On September 30, 1992, a computer at a particle physics laboratory in Tsukuba served up the first website ever hosted in Japan. The original page can still be visited. That the birthplace of Japan's internet presence was a high-energy physics lab rather than a tech company is no accident -- KEK, the High Energy Accelerator Research Organization, has been at the frontier of Japanese science for decades, operating particle accelerators that smash electrons and positrons together at nearly the speed of light beneath the Ibaraki countryside. With approximately 695 employees and collaborators from hundreds of institutions worldwide, KEK's campus is one of those places where the questions being asked are so fundamental -- why does matter exist at all? -- that the machines built to answer them stretch for kilometers underground.
KEK was formally established in 1997, but its roots reach back decades further. It emerged from the merger of three institutions: the Institute of Nuclear Study at the University of Tokyo, founded in 1955; the National Laboratory for High Energy Physics, established in 1971; and the University of Tokyo's Meson Science Laboratory, dating to 1988. The consolidation brought accelerator expertise, nuclear research, and meson science under a single organizational umbrella in Tsukuba, creating Japan's answer to CERN and Fermilab. Today KEK operates four main laboratories: the Accelerator Laboratory, the Institute of Particle and Nuclear Studies, the Institute of Materials Structure Science, and the Applied Research Laboratory. The organization also trains doctoral students through the Graduate University for Advanced Studies.
KEK's crown jewel is SuperKEKB, an electron-positron collider with a circumference of about 3.016 kilometers. Two storage rings -- one pushing electrons to 7 GeV, the other accelerating positrons to 4 GeV -- send particles hurtling in opposite directions before smashing them together at a single interaction point. The collisions generate enormous quantities of B-mesons and their antimatter counterparts, providing data for the Belle II experiment. SuperKEKB achieved its first collisions inside the Belle II detector in 2018, and its target luminosity is set at approximately 30 times higher than its predecessor KEKB -- an upgrade that required adopting a nano-beam scheme, where beams are focused to impossibly small cross-sections at the collision point. The Japanese government approved the project in October 2010 with a total budget of roughly 315 million dollars.
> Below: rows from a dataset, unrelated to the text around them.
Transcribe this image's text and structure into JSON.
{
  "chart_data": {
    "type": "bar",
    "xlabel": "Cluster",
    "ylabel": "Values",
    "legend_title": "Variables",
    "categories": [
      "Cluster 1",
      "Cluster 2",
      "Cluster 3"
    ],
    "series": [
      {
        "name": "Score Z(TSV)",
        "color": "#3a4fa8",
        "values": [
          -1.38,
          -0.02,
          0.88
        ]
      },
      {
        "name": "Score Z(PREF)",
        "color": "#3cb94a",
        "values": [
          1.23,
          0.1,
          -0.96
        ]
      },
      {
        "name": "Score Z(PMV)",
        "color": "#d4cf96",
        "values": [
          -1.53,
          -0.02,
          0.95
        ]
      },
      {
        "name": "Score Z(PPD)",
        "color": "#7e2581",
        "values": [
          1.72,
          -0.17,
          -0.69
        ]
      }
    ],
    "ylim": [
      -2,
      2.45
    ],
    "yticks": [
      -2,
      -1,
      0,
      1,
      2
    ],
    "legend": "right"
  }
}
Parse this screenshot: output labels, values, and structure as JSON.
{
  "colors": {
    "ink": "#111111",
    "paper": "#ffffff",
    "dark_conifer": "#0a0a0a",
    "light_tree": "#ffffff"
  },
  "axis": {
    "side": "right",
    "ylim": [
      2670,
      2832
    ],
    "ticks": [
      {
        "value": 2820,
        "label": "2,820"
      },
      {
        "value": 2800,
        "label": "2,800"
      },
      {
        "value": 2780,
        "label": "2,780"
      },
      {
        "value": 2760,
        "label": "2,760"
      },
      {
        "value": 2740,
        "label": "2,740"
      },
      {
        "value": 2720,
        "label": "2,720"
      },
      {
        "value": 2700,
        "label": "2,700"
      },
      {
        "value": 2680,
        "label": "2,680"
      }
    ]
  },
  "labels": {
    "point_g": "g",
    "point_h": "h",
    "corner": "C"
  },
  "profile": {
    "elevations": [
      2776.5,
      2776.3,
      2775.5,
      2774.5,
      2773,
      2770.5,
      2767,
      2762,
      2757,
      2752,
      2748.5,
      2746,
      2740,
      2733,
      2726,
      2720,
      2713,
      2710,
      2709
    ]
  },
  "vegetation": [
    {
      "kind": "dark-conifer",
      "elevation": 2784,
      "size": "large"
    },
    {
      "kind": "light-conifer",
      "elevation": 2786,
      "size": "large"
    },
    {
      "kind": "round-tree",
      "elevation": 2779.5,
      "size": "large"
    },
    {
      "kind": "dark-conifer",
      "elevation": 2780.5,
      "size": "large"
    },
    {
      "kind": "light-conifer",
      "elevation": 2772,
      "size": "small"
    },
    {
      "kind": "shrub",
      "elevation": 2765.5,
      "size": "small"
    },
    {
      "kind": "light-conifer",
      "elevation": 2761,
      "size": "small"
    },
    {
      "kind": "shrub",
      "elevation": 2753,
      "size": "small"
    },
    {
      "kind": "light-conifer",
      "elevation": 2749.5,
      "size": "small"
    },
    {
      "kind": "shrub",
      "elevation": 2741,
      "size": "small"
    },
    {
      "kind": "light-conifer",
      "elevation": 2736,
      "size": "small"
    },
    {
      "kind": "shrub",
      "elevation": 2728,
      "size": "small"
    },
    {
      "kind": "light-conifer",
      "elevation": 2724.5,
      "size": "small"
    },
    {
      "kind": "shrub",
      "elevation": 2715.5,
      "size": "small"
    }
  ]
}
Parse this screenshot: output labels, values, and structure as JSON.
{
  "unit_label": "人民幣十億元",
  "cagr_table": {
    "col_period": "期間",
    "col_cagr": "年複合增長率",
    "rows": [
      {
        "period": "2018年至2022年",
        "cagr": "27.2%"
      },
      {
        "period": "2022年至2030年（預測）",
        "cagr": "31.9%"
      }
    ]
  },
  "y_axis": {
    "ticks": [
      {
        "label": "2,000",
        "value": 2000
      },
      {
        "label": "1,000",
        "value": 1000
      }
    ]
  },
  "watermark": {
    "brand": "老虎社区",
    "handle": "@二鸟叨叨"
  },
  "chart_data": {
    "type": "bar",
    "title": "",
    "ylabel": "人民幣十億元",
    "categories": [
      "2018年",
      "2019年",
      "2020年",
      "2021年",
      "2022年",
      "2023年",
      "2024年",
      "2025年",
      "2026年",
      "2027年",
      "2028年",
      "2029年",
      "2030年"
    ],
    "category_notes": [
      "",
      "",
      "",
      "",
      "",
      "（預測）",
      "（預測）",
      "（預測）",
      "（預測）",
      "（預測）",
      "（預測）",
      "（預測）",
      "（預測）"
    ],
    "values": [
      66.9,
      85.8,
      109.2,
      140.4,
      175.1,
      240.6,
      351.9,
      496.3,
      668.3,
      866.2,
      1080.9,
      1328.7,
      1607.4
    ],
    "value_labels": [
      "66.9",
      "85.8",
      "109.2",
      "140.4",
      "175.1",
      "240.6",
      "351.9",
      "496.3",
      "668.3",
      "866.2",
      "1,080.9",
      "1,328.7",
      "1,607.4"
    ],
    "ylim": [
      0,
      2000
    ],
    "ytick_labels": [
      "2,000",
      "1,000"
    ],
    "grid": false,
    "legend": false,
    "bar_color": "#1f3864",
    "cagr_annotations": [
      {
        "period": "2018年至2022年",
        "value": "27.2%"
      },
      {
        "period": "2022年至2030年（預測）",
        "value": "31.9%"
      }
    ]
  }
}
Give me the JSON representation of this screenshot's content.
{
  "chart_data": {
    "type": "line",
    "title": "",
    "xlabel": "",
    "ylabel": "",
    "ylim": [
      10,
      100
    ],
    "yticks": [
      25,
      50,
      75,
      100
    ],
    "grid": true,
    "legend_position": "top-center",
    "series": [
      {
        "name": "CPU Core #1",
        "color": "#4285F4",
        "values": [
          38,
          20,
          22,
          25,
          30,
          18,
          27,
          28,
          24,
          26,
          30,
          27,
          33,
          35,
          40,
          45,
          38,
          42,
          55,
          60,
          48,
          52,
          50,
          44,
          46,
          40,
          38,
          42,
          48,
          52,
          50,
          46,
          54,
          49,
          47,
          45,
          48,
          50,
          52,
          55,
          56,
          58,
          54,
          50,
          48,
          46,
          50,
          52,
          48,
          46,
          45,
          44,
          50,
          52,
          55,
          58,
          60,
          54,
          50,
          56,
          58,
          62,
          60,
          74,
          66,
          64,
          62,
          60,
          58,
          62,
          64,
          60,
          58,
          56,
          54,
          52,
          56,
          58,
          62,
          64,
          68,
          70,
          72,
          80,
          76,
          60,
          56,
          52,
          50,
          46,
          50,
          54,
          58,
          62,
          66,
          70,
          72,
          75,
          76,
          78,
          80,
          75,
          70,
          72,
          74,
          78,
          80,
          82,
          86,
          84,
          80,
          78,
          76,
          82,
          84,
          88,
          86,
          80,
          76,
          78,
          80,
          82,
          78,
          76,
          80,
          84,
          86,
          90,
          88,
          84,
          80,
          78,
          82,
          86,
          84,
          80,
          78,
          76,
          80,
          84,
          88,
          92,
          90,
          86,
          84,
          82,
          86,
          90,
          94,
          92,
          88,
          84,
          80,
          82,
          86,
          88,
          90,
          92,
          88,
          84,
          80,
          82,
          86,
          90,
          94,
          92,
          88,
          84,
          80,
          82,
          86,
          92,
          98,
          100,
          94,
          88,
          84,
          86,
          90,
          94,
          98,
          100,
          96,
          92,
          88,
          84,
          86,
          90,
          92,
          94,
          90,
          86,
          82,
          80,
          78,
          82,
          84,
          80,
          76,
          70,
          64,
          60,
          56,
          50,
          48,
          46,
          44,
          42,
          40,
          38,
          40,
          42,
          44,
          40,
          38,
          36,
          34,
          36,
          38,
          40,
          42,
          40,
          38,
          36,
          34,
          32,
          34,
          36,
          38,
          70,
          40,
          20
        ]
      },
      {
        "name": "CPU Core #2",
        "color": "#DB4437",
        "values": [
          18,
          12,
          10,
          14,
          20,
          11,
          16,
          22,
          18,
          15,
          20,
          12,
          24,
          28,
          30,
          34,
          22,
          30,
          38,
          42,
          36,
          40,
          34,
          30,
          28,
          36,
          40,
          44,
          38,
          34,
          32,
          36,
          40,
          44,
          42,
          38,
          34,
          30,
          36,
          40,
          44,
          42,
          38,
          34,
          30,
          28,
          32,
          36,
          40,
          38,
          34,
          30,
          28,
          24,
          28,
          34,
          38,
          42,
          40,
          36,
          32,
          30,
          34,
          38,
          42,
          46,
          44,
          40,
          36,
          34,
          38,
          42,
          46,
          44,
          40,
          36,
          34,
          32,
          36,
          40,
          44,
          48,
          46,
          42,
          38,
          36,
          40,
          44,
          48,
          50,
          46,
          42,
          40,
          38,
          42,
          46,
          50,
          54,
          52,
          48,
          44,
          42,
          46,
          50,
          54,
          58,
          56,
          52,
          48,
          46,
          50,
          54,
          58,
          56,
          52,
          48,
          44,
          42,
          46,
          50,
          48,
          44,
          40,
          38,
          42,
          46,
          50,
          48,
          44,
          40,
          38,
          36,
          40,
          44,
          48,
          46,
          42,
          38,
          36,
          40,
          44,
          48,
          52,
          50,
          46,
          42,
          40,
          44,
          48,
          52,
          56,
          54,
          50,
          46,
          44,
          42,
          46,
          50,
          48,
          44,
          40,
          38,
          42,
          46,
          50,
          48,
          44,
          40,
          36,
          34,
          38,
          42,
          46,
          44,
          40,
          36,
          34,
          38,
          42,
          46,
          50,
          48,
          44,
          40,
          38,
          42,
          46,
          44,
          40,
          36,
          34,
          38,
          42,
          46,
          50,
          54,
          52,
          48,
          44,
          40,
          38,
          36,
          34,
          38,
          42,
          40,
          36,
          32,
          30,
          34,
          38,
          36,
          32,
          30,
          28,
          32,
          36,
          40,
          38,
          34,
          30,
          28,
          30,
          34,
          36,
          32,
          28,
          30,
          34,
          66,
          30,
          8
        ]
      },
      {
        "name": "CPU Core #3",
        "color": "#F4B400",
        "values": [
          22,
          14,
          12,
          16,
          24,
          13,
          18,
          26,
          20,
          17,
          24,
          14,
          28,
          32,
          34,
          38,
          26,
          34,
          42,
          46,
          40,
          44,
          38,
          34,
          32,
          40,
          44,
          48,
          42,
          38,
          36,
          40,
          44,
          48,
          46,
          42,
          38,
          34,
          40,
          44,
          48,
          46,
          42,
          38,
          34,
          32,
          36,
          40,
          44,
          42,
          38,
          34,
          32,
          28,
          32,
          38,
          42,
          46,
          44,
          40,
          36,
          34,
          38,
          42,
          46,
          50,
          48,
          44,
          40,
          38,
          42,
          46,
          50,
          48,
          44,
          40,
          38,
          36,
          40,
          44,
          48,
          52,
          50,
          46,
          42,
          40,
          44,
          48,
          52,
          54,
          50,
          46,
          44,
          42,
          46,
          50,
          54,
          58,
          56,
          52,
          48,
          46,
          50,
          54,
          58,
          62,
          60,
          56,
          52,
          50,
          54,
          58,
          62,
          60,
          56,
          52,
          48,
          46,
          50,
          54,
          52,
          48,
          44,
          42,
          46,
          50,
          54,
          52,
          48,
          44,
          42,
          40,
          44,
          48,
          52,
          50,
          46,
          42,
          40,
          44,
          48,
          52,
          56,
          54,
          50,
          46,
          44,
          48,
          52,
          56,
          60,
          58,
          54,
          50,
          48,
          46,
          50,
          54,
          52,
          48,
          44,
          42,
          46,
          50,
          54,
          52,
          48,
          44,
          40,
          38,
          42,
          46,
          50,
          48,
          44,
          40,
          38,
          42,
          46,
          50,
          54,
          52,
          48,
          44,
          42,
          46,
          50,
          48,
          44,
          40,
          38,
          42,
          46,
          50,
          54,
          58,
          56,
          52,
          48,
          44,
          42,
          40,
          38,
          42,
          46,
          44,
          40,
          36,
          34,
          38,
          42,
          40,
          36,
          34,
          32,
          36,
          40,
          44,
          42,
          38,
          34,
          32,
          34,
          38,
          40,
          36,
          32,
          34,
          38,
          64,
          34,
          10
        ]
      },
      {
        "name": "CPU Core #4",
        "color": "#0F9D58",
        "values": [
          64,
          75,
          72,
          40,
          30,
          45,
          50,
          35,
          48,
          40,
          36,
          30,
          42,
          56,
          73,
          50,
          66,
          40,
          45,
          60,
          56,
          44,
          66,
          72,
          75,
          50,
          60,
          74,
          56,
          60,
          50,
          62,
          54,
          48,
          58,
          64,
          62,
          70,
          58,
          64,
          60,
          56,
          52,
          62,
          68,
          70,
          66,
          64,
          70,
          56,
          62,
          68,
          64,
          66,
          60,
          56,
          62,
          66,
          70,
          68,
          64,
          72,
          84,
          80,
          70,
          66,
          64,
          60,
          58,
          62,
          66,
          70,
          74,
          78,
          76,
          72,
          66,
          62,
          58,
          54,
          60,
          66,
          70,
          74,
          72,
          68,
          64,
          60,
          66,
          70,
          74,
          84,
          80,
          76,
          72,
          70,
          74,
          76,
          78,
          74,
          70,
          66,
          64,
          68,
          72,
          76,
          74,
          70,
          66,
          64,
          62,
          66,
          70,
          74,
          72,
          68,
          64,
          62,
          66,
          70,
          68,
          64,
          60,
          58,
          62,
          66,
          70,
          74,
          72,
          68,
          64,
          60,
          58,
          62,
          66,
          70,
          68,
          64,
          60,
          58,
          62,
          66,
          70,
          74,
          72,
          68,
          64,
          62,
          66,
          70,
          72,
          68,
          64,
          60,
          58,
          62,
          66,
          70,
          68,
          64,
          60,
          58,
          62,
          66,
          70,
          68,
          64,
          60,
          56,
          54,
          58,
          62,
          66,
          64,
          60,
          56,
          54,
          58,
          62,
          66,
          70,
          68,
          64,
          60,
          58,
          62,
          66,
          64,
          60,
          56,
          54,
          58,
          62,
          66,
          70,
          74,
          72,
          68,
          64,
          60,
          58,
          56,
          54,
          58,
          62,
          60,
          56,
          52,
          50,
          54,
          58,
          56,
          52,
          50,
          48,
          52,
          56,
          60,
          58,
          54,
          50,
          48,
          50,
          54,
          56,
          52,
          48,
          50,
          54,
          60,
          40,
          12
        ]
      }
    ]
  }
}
Makoto Kobayashi, emeritus professor at KEK, shared the 2008 Nobel Prize in Physics for his theoretical work on CP-violation -- the subtle asymmetry between matter and antimatter that helps explain why the universe contains matter at all rather than having annihilated itself in the first moments after the Big Bang. The experimental verification of Kobayashi's theory was one of the driving purposes behind KEK's B-factory accelerators, which produced the B-mesons needed to observe CP-violation in action. KEK also fires neutrinos 250 kilometers across Japan to the Super-Kamiokande detector buried deep in a mine in Kamioka, studying neutrino oscillations through experiments named K2K and later T2K using the J-PARC proton accelerator complex co-operated with the Japan Atomic Energy Agency.
Before SuperKEKB, the same tunnel housed TRISTAN -- the Transposable Ring Intersecting Storage Accelerator in Nippon -- an electron-positron collider that operated from 1987 to 1995 hunting for the top quark at energies up to 30 GeV. TRISTAN never found the top quark (Fermilab claimed that prize), but its tunnel became the foundation for KEKB and then SuperKEKB, each generation of accelerator inheriting and upgrading the infrastructure of the last. Beyond the main collider, KEK operates the Photon Factory synchrotron light sources for materials science and structural biology, and is deeply involved in planning for the International Linear Collider -- a proposed 31-kilometer-long machine that would collide particles at up to 1 TeV, a project involving 300 laboratories and universities worldwide.
Located at 36.149N, 140.077E in the Tsukuba Science City area of Ibaraki Prefecture. The KEK campus is identifiable from altitude as a large institutional complex with distinctive circular features marking the accelerator ring footprints. The 3-kilometer SuperKEKB ring traces a rough circle beneath the campus grounds. Best viewed at 3,000-5,000 feet AGL. Ibaraki Airport (RJAH) lies approximately 22 nautical miles northeast. Mount Tsukuba (877m) is visible 5 kilometers to the north. The Tsukuba Express rail corridor runs southwest toward Tokyo.